À 8h30 précises, le départ a été donné ; je m'attendais à courir mais surprise ! Les différents sas démarraient en décalé, on a maintenu le cordon devant nous alors que les coureurs « Élite » s'élançaient. C'est seulement deux minutes plus tard que les commissaires de course nous ont libérés à notre tour, et j'ai appris, par Raphaël et ses amis, que leur départ avait été donné 16 minutes plus tard. Quant à moi, je n'étais pas trop mal placé sur la ligne de départ (j'avais joué des coudes pour me trouver aux avant-postes, je devais être en trois ou quatrième ligne), mais évidemment, le départ était un peu encombré par des coureurs qui avaient tenu à se placer à l'avant du peloton, mais qui couraient lentement. Heureusement, l'embouteillage n'a duré qu'une centaine de mètres, et j'ai pu me caler sur mon allure de course (3 min 45 au km, donc) assez rapidement.

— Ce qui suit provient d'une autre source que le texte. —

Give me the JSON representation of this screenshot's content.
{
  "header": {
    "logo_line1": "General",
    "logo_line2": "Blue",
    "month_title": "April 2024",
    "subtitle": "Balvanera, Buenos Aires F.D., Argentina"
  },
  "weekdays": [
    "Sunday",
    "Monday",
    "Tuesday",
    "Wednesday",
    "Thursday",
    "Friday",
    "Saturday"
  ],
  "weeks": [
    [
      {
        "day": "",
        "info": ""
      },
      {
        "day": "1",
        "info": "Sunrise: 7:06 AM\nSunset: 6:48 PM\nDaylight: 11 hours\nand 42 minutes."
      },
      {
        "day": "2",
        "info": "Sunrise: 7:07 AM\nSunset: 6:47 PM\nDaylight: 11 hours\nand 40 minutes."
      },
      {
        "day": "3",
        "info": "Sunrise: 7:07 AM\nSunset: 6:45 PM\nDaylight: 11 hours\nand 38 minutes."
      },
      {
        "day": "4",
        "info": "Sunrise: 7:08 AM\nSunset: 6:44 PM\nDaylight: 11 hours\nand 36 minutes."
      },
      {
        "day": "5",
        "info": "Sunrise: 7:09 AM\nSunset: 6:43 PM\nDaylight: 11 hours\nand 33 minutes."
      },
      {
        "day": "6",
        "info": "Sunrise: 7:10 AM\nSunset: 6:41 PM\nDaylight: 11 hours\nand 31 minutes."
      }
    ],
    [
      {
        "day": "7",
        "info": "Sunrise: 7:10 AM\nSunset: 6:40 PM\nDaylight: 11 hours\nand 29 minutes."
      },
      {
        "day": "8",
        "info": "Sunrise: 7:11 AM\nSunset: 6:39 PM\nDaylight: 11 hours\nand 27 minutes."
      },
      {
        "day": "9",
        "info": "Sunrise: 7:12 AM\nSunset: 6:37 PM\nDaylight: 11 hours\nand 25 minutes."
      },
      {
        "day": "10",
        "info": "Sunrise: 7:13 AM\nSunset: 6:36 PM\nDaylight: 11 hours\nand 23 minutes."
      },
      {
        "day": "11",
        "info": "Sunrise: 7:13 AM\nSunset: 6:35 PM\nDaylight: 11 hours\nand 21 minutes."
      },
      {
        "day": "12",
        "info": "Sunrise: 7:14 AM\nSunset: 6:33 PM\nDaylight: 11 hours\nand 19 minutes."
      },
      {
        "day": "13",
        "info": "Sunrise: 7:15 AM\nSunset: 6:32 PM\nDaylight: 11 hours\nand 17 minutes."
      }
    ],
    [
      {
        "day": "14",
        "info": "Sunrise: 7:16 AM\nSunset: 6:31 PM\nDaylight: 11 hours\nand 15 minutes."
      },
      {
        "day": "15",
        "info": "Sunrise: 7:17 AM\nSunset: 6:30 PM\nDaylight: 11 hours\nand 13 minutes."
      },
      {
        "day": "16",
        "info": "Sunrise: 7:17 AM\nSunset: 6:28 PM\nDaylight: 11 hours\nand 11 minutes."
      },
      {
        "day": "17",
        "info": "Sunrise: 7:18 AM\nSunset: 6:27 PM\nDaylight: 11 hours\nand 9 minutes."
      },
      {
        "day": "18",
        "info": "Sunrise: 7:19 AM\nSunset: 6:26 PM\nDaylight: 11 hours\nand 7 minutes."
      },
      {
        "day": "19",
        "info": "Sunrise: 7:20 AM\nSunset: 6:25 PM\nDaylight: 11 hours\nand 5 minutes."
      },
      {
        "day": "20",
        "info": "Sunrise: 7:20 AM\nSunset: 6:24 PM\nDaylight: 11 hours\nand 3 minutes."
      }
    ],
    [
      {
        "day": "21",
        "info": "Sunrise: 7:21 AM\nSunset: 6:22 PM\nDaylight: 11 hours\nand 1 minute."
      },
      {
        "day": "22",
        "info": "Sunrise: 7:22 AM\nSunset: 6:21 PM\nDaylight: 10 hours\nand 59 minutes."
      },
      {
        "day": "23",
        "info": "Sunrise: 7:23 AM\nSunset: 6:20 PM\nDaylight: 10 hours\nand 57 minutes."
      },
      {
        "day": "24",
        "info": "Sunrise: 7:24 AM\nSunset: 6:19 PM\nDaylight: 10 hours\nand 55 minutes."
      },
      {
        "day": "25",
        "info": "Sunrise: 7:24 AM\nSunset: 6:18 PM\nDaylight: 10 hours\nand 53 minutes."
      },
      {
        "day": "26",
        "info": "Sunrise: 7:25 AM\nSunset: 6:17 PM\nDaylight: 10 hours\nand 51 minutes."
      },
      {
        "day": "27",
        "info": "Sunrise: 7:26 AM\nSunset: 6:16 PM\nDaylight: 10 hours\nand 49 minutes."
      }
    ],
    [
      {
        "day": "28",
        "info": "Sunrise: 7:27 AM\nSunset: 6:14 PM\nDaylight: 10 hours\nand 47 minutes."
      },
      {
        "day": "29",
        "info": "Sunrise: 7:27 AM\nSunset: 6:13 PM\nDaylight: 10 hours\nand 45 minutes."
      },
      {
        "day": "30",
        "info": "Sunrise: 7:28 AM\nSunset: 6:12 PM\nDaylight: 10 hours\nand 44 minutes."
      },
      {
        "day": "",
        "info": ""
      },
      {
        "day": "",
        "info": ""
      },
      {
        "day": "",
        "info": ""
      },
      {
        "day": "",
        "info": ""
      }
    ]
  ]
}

Les premiers kilomètres étaient presque plats, ils montaient un tout petit peu. Bien calé dans un groupe, je surveillais mon allure : entre 3 min 40 et 3 min 45 par km, elle a fini par se stabiliser autour de 3 min 45 par km, exactement ce que je visais. Mais la route montait ... et dans chaque descente, nous accélérions évidemment, et notre allure tournait autour de 3 min 35 au km. En fait, nous allions plus vite que ce que je visais, et j'avais eu l'impression que ce groupe courait à l'allure que je m'étais programmée, simplement parce que nous étions en train de monter une côte ... Mes sensations étaient très bonnes, je ne sentais aucune fatigue dans les jambes, et je craignais de me laisser distancer par ce groupe, de peur de ne pas trouver un autre groupe derrière, qui courrait à l'allure que je visais. L'erreur classique du débutant, qui court trop vite en début de course, parce qu'il se sent bien, et qui finit par le regretter en fin de course ... J'en avais conscience, mais je me disais que ce groupe me protégeait du vent, et que je ne m'économiserais pas forcément davantage en me laissant distancer (ça, ce doit être l'erreur du débutant un peu plus expérimenté, qui commence à se rendre compte de son erreur ; un jour j'arriverai bien à passer au stade suivant, et à faire des erreurs de coureurs chevronnés !). Une petite pluie fine tombait par intermittence, mais sans jamais être vraiment gênante. La température était tout à fait confortable, et je n'avais pas froid en débardeur (en fait tous les coureurs autour de moi étaient aussi en débardeur). Une foule compacte nous encourageait du bord de la route ; une tribu de supporters bretons, avec force banderoles et drapeaux bretons, a attiré mon attention à un carrefour. Un peu après le 5ème km, nous sommes passés à côté du stade du Camp Nou, l'antre du FC Barcelona, et j'ai aperçu, sur le bord de la route, un coureur africain qui portait un dossard « Élite » (le dossard n°1), et qui venait d'abandonner. Sur le trottoir, il semblait attendre qu'un véhicule vienne le chercher, il regardait vers l'arrière de la course.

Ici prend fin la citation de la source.